Because large-scale composting facilities that meet international standards do not yet exist in Israel, the ministry is inviting local authorities to bid for some of the NIS 600 million ($170 million) it has set aside for the construction, upgrading and operation of such facilities, pledging to finance up to 60% of each project.

It will also pay local authorities that get households to separate their organic from other waste NIS 80 ($22.5) per ton — roughly what is paid in Europe.

In this August 31, 2018, photo, pedestrians walk by an organic waste collection bin given to residents by the city to separate their leftovers and yard waste from other garbage in New York. (AP/Stephen Groves)

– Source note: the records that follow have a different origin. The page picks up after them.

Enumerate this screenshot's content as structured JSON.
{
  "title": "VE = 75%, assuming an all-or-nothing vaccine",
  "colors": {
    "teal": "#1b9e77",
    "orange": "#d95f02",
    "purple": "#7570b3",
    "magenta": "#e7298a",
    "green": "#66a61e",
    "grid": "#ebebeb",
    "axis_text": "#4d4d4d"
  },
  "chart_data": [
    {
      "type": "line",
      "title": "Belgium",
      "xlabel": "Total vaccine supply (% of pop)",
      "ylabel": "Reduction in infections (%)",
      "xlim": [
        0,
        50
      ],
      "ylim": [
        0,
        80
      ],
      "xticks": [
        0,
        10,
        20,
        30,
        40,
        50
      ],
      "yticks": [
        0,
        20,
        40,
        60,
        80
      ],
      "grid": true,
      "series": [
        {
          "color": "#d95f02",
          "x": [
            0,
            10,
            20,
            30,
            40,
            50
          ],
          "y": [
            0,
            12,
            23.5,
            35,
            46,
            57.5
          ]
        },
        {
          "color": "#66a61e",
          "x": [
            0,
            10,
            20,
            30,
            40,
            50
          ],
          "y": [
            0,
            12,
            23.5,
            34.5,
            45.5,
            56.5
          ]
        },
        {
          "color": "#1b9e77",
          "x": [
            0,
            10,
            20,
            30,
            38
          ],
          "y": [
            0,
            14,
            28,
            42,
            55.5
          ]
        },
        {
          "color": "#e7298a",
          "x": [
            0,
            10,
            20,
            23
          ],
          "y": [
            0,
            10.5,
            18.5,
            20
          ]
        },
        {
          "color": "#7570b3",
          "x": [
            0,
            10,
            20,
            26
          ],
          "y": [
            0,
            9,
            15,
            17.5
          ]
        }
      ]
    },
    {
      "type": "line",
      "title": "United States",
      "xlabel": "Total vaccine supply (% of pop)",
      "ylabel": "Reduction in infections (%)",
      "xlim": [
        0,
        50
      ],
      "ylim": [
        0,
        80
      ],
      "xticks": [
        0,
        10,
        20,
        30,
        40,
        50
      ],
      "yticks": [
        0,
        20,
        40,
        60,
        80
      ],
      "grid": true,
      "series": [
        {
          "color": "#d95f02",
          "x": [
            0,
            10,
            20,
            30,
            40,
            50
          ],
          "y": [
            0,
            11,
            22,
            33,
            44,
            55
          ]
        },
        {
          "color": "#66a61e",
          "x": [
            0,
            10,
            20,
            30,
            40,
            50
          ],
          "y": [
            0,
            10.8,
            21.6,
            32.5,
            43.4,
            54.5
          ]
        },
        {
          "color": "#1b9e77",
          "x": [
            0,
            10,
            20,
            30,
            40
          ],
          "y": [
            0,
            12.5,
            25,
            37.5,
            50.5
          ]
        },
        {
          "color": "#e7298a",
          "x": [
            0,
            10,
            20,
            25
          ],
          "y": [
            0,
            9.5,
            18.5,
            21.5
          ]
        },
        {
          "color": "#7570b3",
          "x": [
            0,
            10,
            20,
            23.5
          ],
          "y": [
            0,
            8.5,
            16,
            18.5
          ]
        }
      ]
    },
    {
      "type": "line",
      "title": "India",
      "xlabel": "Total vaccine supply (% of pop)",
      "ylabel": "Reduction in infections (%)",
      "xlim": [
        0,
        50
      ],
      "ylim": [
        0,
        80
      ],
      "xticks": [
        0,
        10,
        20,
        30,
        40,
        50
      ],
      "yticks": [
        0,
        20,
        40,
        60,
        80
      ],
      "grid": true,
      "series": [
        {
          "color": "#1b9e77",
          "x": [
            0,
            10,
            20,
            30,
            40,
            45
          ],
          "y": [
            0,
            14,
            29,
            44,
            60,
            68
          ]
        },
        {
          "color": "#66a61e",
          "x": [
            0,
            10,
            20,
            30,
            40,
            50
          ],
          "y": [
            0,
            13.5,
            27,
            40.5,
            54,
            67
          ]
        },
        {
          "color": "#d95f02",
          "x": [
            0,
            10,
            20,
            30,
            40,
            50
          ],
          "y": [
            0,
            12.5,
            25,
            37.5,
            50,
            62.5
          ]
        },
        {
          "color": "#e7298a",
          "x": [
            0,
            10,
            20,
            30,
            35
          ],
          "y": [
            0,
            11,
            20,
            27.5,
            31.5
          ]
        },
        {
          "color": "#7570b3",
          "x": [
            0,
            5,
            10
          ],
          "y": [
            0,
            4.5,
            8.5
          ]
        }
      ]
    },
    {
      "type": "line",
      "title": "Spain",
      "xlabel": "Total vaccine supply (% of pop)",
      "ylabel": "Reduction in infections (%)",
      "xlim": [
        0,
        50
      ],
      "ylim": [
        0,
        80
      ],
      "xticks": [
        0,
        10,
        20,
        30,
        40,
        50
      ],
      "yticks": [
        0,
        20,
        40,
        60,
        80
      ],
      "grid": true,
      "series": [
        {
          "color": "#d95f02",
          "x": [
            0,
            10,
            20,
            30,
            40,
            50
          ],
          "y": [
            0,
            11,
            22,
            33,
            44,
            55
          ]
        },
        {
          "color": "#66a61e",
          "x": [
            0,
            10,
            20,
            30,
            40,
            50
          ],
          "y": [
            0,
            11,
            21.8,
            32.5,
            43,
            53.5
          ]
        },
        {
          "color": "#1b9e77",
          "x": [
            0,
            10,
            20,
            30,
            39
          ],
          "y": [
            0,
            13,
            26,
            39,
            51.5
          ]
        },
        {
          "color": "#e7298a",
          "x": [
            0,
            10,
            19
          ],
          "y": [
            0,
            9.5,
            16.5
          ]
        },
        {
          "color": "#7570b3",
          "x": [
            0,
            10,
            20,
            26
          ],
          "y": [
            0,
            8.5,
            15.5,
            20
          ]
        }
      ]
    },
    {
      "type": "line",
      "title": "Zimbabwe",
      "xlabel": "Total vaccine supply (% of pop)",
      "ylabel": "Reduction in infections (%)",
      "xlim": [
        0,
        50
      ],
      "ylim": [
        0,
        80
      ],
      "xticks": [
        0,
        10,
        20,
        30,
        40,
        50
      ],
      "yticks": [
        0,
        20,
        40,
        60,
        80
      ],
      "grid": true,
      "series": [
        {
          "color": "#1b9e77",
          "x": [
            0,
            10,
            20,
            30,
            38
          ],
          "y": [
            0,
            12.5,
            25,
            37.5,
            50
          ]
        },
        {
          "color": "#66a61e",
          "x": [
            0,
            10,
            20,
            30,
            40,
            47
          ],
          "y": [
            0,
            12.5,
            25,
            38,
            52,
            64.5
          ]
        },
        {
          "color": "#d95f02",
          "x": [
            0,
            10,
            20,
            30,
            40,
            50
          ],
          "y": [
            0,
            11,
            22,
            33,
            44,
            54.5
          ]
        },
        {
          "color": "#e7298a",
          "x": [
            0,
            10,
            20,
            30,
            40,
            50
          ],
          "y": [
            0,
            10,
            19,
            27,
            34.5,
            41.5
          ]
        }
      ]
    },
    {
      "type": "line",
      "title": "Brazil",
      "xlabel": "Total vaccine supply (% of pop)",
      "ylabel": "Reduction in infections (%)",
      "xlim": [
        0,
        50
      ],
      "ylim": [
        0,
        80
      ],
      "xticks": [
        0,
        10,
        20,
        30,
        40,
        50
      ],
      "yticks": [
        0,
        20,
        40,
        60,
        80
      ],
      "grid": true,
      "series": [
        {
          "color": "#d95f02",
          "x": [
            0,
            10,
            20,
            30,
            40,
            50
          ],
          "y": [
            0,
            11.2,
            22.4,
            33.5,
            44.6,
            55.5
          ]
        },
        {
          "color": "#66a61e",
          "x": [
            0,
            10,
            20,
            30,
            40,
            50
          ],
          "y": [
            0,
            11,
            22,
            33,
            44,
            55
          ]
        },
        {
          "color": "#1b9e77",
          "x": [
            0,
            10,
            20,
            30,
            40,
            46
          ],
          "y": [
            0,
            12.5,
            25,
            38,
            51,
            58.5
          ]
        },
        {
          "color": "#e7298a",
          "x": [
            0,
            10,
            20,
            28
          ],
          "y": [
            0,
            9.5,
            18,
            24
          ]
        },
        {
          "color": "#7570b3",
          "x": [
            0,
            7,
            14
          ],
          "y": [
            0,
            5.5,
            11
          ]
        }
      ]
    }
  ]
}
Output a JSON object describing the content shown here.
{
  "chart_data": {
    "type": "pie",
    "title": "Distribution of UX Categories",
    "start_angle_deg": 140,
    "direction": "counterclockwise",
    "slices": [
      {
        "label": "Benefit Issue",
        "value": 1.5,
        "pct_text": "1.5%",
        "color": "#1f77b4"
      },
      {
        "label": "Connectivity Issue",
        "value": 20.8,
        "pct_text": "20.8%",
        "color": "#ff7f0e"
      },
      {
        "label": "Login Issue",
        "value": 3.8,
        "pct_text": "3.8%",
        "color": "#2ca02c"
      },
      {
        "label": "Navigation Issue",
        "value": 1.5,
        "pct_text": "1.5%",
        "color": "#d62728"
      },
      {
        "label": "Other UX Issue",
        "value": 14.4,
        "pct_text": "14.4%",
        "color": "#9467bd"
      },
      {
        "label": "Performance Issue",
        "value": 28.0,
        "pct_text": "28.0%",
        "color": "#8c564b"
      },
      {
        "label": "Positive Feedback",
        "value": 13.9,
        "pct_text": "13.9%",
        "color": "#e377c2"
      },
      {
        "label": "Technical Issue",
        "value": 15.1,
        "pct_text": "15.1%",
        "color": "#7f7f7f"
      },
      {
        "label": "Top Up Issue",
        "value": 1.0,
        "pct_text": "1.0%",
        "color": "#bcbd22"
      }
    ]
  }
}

Approximately 5.8 million tons of municipal waste are produced annually in Israel, with the total volume increasing by an annual average of 2.6% — in line with population growth.

In 2006, the government introduced a Sustainable Solid Waste Management Master Plan, which set new goals for national and local governments, including reducing the total quantity of waste in general, and reaching a 50% recycling rate by 2015. It failed.

In 2009, then Environment Minister Gilad Erdan (currently Israel’s ambassador to the UN) tried to introduce bins for organic material into homes so that pure organic waste could be separated and collected at source.

But that initiative failed as well. The public was not sufficiently educated about recycling, small homes did not necessarily have room for extra waste receptacles, and the facilities to compost the waste did not exist.

In June 2020, former Environmental Protection minister Gila Gamliel set a target for the next 10 years of reducing the amount of waste sent to landfills from 80% percent to 20%.

In 2021, the government set national targets for reducing greenhouse gas emissions and transition to a low-carbon economy, determining that emissions from solid waste should fall by 47% by 2030, compared with 2015.

The European Union has announced that it will implement separation-at-source of all commercial and institutional organic waste by December 2023, after which binding annual targets will be set.